La banda desbaratada, a la que se le secuestraron 80 kilos de cocaína de máxima pureza, estaba liderada por una mujer y se presume que la droga era distribuida en las provincias de Santa Fe y Salta. Se hallaron cuatro prensas para el estiramiento, balanzas para pesar la droga, 78 mil pesos y 90 kilos de sustancias de corte.


“La líder es una mujer que tiene más de setenta entradas por prostitución. Esa mujer tenía a su nombre una agencia de remises que camuflaba para el lavado de dinero”, aseguró el secretario de Seguridad de la Nación, Sergio Berni, en una rueda de prensa en la que tambén estuvo presente el jefe de la Policía Federal, Román Di Santo. En la conferencia de prensa, además estuvieron presentes el jefe de la Superintendencia de Drogas Peligrosas, comisario Néstor Roncaglia, y los fiscales federales Félix Crous y Juan Patricio Murray, de la Procuraduría de Narcocriminalidad (Procunar).

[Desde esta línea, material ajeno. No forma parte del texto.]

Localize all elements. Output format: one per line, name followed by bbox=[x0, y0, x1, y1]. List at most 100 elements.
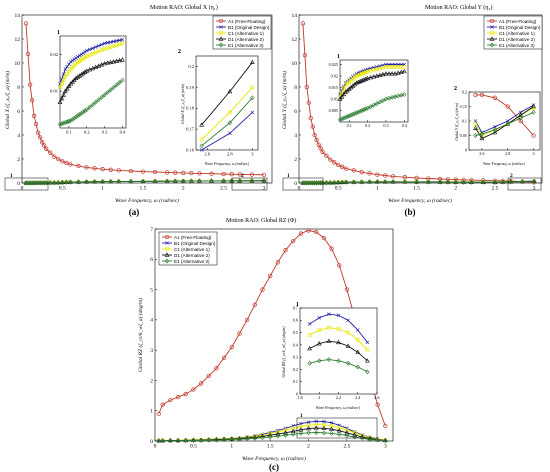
marker-A1 bbox=[283, 248, 288, 253]
marker-D1 bbox=[326, 338, 332, 343]
marker-C1 bbox=[228, 110, 232, 115]
marker-E1 bbox=[59, 121, 64, 127]
marker-B1 bbox=[518, 110, 523, 115]
marker-D1 bbox=[87, 67, 93, 72]
marker-B1 bbox=[76, 55, 80, 59]
legend-entry-D1: D1 (Alternative 2) bbox=[174, 253, 210, 258]
marker-D1 bbox=[261, 177, 267, 183]
x-tick-label: 2 bbox=[307, 444, 310, 450]
legend-entry-B1: B1 (Original Design) bbox=[228, 25, 270, 30]
marker-E1 bbox=[197, 178, 202, 184]
marker-E1 bbox=[337, 431, 342, 437]
marker-C1 bbox=[362, 71, 366, 75]
marker-E1 bbox=[99, 94, 104, 100]
marker-A1 bbox=[173, 170, 178, 175]
series-line-E1 bbox=[475, 111, 534, 136]
marker-A1 bbox=[116, 168, 121, 173]
marker-C1 bbox=[473, 122, 478, 126]
marker-C1 bbox=[276, 430, 280, 434]
marker-A1 bbox=[64, 160, 69, 166]
zoom-box-2-label: 2 bbox=[241, 173, 244, 179]
marker-A1 bbox=[337, 263, 342, 268]
marker-A1 bbox=[359, 170, 364, 175]
inset-a2-xlabel: Wave Frequency, ω (rad/sec) bbox=[205, 162, 250, 167]
marker-A1 bbox=[402, 175, 407, 180]
y-tick-label: 0.01 bbox=[50, 89, 58, 94]
x-tick-label: 1 bbox=[230, 444, 233, 450]
marker-D1 bbox=[380, 71, 386, 77]
marker-E1 bbox=[339, 116, 345, 122]
marker-B1 bbox=[93, 45, 98, 49]
marker-E1 bbox=[183, 437, 188, 443]
marker-E1 bbox=[237, 436, 242, 442]
marker-A1 bbox=[249, 172, 254, 177]
marker-D1 bbox=[111, 59, 116, 64]
marker-D1 bbox=[197, 178, 202, 183]
marker-E1 bbox=[252, 435, 258, 441]
marker-E1 bbox=[352, 111, 357, 117]
marker-D1 bbox=[392, 71, 398, 76]
y-tick-label: 0 bbox=[294, 181, 297, 187]
marker-E1 bbox=[156, 438, 162, 444]
marker-D1 bbox=[386, 71, 392, 76]
marker-E1 bbox=[426, 179, 431, 185]
marker-A1 bbox=[445, 177, 451, 182]
marker-D1 bbox=[361, 77, 367, 82]
marker-D1 bbox=[341, 91, 347, 97]
marker-D1 bbox=[114, 58, 119, 63]
marker-A1 bbox=[175, 394, 181, 400]
marker-D1 bbox=[116, 178, 122, 184]
marker-E1 bbox=[402, 179, 408, 185]
marker-E1 bbox=[116, 179, 121, 185]
panel-a-title: Motion RAO: Global X (η₁) bbox=[150, 4, 218, 11]
plot-frame bbox=[299, 307, 378, 395]
x-tick-label: 3 bbox=[263, 186, 266, 192]
marker-D1 bbox=[108, 59, 113, 65]
marker-C1 bbox=[120, 41, 125, 46]
y-tick-label: 10 bbox=[15, 61, 21, 67]
y-tick-label: 3 bbox=[150, 348, 153, 354]
marker-E1 bbox=[92, 179, 97, 185]
panel-b-xlabel: Wave Frequency, ω (rad/sec) bbox=[388, 197, 452, 204]
marker-E1 bbox=[117, 80, 122, 86]
x-tick-label: 1 bbox=[101, 186, 104, 192]
marker-E1 bbox=[329, 430, 334, 436]
marker-E1 bbox=[345, 114, 350, 120]
marker-D1 bbox=[120, 57, 125, 62]
marker-B1 bbox=[327, 312, 331, 316]
inset-b2-xlabel: Wave Frequency, ω (rad/sec) bbox=[483, 162, 526, 167]
marker-D1 bbox=[77, 73, 83, 78]
x-tick-label: 0.4 bbox=[402, 123, 408, 128]
marker-E1 bbox=[244, 436, 250, 442]
marker-D1 bbox=[321, 425, 327, 430]
x-tick-label: 1.8 bbox=[297, 395, 302, 400]
marker-A1 bbox=[302, 53, 308, 58]
marker-B1 bbox=[219, 25, 223, 29]
y-tick-label: 0.05 bbox=[460, 133, 467, 138]
series-line-E1 bbox=[201, 97, 253, 147]
marker-A1 bbox=[84, 165, 89, 170]
marker-B1 bbox=[96, 44, 101, 48]
marker-D1 bbox=[199, 122, 205, 127]
marker-E1 bbox=[321, 430, 327, 436]
marker-B1 bbox=[83, 50, 87, 54]
marker-B1 bbox=[329, 421, 334, 425]
marker-E1 bbox=[82, 108, 88, 114]
marker-A1 bbox=[268, 273, 273, 279]
marker-E1 bbox=[80, 109, 86, 115]
marker-E1 bbox=[152, 178, 158, 184]
marker-E1 bbox=[367, 179, 372, 185]
marker-D1 bbox=[62, 88, 68, 93]
marker-E1 bbox=[335, 180, 341, 185]
marker-B1 bbox=[87, 47, 92, 52]
marker-A1 bbox=[221, 171, 226, 177]
marker-B1 bbox=[70, 58, 75, 63]
y-tick-label: 0.15 bbox=[460, 104, 467, 109]
marker-D1 bbox=[275, 431, 281, 436]
marker-E1 bbox=[77, 112, 82, 117]
legend-entry-A1: A1 (Free-Floating) bbox=[499, 19, 537, 24]
marker-D1 bbox=[221, 178, 227, 183]
zoom-box-1 bbox=[296, 417, 378, 439]
marker-C1 bbox=[199, 137, 204, 142]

“Todo se desprende del mes de septiembre del año pasado de otra causa narco. En esa oportunidad, habíamos descubierto una de las cocina de cocaína más grande de la Argentina, y se desbarató una organización completa que llevaba el nombre de La banda de la familia Zaccarías“, aclaró Berni. Según el funcionario, esa causa fue monitoreada por los fiscales de la Procunar, junto al juez federal 3 de Rosario, a cargo de Carlos Alberto Vera Barros.

Según fuentes de la investigación, dos parejas rosarinas fueron detenidas el último domingo en una estación de servicio YPF ubicada en la Ruta Nacional 34 a la altura de la localidad salteña de San José, de Metán. Una circulaba a bordo de una camioneta Volkswagen Amarok y otra en una Toyota Rav 4, de la que efectivos de la Policía Federal secuestraron varios panes de cocaína por unos 80 kilos, detallaron los investigadores.

Luego, los pesquisas de la policía federal realizaron unos 16 allanamientos en el Gran Rosario, Villa Gobernador Gávez, la localidad de Funes y en Salta, en los cuales se logró la detención del resto de los presuntos integrantes de la banda.

Los pesquisas señalaron que la principal hipótesis de la investigación es que la droga era ingresada al país desde Bolivia, y tenía como destino su comercialización en Rosario y ciudades aledañas.